February 2025
Black History Month
National Children’s Dental Health Month
National Cancer Prevention Month
I. Association for the Study of African American Life and History (ASALH) encourages the public to study African American history through the lens of “African Americans and labor” for the year 2025. Of the many things they inform, one fact is that “2025 marks the 100-year anniversary of the creation of Brotherhood of Sleeping Car Porters and Maids by labor organizer and civil rights activist A. Philip Randolph, which was the first Black union to receive a charter in the American Federation of Labor.” Click here for more facts, as well as the ASALH themes.
II. The findings from the 2018-19 California Smile Survey demonstrate a sharp divide based on race, ethnicity, language and socioeconomic status. Specifically, Black children have the highest prevalence of untreated tooth decay – over one in four (26 percent) of Black children had untreated tooth decay, nearly double the rate of white children (14 percent). This 2021 study shows how racism plays a key role in producing and sustaining oral health inequities.

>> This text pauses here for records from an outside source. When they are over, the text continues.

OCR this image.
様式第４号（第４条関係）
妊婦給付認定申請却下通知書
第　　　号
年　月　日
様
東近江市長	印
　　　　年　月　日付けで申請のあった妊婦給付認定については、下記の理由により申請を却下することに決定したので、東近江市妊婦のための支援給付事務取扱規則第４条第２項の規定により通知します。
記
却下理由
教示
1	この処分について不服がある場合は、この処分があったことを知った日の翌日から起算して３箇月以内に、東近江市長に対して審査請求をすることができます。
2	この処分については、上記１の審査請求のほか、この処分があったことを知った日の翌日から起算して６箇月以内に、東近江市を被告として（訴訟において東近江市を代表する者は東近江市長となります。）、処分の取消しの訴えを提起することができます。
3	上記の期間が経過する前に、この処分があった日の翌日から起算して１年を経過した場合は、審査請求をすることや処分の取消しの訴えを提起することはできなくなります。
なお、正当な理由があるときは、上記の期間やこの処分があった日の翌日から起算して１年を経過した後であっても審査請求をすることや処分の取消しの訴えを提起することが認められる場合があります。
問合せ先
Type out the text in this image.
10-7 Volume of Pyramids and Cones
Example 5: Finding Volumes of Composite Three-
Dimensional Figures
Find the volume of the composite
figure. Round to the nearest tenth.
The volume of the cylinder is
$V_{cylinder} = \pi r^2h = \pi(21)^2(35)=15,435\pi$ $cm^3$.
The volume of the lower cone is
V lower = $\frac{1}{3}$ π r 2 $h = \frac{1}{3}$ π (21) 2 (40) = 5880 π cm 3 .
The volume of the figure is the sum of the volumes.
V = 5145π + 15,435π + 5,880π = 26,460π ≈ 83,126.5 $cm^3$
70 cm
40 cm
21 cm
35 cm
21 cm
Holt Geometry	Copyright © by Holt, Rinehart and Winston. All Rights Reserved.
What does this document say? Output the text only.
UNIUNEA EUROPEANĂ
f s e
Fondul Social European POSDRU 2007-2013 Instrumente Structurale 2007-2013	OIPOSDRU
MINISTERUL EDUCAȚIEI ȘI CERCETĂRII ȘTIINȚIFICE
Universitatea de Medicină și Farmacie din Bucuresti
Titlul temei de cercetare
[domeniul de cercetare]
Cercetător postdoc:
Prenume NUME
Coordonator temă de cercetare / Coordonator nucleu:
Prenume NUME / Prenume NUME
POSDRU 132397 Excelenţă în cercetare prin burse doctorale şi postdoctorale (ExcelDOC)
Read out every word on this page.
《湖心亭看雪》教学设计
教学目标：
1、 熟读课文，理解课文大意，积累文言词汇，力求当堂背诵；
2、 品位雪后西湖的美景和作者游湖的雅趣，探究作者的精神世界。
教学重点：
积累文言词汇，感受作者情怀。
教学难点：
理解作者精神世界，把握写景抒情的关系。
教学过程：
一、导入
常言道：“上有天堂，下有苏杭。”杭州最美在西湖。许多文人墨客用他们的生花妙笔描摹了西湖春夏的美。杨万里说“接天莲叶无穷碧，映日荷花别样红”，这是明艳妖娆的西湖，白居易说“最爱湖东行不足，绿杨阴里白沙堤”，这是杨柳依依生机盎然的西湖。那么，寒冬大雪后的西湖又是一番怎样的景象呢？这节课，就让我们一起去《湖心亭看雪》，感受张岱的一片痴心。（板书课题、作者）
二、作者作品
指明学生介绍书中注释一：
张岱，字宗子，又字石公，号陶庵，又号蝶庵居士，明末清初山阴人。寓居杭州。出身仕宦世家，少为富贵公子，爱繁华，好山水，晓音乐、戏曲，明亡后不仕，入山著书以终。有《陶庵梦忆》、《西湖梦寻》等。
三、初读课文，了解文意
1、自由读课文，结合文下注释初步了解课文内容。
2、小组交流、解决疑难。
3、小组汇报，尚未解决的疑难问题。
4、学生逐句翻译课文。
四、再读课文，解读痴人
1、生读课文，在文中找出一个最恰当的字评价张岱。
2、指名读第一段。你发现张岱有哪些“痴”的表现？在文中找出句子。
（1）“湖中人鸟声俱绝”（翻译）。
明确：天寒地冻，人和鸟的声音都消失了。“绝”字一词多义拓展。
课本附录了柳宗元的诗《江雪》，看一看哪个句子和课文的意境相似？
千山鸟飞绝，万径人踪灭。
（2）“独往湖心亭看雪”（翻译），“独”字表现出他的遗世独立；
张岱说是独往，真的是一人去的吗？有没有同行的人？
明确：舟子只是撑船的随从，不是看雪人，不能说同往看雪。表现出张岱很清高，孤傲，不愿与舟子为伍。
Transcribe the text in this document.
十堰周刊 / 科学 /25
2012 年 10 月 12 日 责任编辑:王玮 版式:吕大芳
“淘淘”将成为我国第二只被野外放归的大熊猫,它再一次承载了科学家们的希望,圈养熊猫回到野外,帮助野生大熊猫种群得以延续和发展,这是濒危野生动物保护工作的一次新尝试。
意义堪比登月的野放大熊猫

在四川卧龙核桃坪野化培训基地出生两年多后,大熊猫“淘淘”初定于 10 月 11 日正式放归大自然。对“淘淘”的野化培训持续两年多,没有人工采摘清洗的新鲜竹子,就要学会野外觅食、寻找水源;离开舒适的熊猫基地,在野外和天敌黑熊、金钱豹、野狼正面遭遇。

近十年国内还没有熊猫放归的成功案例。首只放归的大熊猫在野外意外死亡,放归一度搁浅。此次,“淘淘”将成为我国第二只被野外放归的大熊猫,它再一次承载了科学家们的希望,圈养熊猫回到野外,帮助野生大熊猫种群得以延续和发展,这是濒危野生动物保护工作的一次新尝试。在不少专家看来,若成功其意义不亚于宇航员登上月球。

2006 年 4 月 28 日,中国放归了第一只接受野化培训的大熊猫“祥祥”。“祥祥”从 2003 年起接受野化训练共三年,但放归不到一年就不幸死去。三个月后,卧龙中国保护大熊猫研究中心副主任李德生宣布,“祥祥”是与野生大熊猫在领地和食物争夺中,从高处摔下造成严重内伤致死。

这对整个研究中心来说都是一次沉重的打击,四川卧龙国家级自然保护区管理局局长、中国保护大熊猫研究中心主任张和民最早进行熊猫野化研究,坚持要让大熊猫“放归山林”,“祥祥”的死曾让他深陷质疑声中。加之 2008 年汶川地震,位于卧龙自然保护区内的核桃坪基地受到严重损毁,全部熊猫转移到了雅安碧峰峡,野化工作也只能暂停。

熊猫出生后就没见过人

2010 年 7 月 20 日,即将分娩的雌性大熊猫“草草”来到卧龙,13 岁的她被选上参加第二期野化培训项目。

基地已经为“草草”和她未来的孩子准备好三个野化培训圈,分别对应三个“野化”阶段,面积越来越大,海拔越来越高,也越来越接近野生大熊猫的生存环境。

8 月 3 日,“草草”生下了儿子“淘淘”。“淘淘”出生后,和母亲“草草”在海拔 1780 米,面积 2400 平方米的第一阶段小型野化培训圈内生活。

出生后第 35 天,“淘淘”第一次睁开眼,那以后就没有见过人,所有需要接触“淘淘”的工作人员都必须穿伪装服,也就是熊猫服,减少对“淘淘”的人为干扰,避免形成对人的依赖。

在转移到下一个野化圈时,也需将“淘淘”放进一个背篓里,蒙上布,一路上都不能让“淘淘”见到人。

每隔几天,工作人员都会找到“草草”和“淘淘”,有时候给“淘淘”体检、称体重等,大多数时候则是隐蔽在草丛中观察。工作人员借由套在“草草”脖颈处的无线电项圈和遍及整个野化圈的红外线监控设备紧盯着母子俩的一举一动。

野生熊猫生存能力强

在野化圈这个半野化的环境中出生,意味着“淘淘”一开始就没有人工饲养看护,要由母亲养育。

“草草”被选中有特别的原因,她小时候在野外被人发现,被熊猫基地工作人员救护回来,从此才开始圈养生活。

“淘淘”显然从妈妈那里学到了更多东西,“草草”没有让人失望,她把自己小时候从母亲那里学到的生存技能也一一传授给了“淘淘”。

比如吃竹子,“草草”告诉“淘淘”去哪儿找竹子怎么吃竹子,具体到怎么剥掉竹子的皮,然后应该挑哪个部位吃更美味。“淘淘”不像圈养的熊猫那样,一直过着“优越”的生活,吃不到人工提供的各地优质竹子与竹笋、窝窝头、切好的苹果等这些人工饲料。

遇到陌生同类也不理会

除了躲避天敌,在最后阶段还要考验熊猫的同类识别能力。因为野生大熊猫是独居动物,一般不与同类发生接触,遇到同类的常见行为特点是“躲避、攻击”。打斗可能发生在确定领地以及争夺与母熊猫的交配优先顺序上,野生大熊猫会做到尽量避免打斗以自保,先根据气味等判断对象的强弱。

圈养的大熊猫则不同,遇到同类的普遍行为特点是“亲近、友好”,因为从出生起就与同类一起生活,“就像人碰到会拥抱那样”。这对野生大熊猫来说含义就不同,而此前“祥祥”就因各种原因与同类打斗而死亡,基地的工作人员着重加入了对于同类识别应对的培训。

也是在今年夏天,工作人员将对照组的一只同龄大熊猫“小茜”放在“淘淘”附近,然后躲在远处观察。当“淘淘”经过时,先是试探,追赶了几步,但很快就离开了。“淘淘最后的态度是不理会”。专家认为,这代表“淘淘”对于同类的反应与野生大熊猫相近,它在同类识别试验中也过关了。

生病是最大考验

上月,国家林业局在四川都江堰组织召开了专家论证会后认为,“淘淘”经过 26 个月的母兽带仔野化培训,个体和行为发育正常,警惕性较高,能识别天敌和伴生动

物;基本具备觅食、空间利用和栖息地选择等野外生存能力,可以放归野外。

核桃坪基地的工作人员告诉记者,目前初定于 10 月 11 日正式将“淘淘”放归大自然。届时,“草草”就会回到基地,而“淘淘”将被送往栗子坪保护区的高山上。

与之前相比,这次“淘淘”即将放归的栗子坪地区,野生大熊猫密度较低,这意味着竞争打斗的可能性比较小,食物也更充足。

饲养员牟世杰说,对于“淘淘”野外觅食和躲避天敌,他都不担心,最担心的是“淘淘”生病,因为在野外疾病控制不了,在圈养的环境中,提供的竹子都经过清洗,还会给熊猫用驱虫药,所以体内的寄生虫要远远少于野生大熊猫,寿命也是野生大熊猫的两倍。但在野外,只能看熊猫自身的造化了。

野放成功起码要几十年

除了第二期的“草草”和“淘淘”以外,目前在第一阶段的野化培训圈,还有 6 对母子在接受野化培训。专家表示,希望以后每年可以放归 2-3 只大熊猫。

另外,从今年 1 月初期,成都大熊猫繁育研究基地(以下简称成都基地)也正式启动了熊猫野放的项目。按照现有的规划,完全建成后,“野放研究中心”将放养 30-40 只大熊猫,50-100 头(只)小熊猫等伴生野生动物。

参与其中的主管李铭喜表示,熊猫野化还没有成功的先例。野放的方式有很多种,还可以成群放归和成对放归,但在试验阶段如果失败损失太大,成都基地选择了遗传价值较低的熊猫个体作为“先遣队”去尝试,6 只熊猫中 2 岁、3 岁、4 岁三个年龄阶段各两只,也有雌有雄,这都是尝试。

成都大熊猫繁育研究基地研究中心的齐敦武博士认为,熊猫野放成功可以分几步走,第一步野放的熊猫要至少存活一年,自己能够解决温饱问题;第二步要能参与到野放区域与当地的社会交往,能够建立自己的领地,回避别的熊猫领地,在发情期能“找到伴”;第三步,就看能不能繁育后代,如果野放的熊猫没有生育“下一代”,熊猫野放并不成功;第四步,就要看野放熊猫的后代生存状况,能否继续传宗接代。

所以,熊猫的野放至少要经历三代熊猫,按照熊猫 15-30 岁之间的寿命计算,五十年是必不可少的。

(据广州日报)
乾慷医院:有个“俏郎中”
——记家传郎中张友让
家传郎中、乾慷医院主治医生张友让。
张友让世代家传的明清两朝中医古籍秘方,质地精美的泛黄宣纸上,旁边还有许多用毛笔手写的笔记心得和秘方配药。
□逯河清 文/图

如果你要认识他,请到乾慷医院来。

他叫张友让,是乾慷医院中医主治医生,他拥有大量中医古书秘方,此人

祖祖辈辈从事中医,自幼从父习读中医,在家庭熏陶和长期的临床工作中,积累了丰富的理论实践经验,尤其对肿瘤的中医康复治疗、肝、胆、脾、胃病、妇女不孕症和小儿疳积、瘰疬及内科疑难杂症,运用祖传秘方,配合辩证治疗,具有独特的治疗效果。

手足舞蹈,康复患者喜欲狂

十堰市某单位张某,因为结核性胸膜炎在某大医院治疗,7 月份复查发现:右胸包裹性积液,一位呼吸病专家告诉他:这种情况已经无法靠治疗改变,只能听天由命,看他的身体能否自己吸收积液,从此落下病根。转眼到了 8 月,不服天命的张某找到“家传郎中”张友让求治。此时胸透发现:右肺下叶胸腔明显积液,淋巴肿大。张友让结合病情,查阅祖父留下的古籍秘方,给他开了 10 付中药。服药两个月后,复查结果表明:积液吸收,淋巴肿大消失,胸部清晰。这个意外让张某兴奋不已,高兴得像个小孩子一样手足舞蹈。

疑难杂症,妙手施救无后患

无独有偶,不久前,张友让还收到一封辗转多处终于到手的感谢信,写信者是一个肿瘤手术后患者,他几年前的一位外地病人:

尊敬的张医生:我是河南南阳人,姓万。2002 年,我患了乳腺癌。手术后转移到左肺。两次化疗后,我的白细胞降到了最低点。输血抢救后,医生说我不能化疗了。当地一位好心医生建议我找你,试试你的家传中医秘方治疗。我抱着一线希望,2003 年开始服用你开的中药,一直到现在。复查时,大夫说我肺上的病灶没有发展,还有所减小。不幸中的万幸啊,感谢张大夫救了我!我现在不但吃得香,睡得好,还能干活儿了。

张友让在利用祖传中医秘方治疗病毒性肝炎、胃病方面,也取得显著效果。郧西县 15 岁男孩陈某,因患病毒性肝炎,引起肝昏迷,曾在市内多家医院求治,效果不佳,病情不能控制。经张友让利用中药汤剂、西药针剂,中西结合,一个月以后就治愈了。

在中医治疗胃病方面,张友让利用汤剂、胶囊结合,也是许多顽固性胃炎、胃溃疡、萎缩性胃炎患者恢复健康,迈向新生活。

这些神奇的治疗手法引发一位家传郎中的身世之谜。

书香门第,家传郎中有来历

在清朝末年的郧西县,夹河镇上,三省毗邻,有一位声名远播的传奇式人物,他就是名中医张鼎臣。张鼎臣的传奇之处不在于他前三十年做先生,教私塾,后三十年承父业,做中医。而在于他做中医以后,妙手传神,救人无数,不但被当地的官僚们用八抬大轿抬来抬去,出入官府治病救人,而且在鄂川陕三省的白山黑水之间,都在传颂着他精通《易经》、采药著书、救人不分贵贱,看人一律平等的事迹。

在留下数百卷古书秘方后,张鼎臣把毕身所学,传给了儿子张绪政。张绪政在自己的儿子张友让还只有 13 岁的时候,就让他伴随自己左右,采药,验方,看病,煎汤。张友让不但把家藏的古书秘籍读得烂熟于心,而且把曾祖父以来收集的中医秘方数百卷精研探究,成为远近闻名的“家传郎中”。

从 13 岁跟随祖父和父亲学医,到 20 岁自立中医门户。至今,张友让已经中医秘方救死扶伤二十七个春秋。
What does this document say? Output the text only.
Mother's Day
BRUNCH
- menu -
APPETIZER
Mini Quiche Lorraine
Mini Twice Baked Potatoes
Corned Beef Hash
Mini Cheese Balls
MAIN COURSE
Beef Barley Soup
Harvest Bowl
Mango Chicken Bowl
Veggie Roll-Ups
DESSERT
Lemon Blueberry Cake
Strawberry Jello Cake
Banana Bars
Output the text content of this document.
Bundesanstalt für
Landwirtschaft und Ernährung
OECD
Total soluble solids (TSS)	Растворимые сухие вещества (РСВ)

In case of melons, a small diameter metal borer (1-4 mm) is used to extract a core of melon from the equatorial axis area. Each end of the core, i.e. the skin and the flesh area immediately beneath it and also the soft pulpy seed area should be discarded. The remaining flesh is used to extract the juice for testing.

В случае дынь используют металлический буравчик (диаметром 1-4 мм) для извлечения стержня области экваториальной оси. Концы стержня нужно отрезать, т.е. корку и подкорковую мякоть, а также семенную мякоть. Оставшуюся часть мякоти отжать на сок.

III. The American Cancer Society’s Cancer Facts & Figures for African American/Black People 2022-2024 report lists structural racism, socioeconomic status, access to health care, comorbidities, and medical mistrust as reasons for why for most types of cancer, Black people have the highest death rate and shortest survival of any racial/ethnic group in the United States.
***CALL TO ACTION***
The U.S. Food and Drug Administration website’s National Black Family Cancer Awareness link includes many opportunities for us to coordinate and raise awareness about health disparities as experienced by Black patients. Activities include participating in their different awareness/messaging events in 2025 and social media campaigns/toolkits (#BlackFamCan)
“Our lives begin to end the day we become silent about things that matter.” – Dr. Martin Luther King Jr.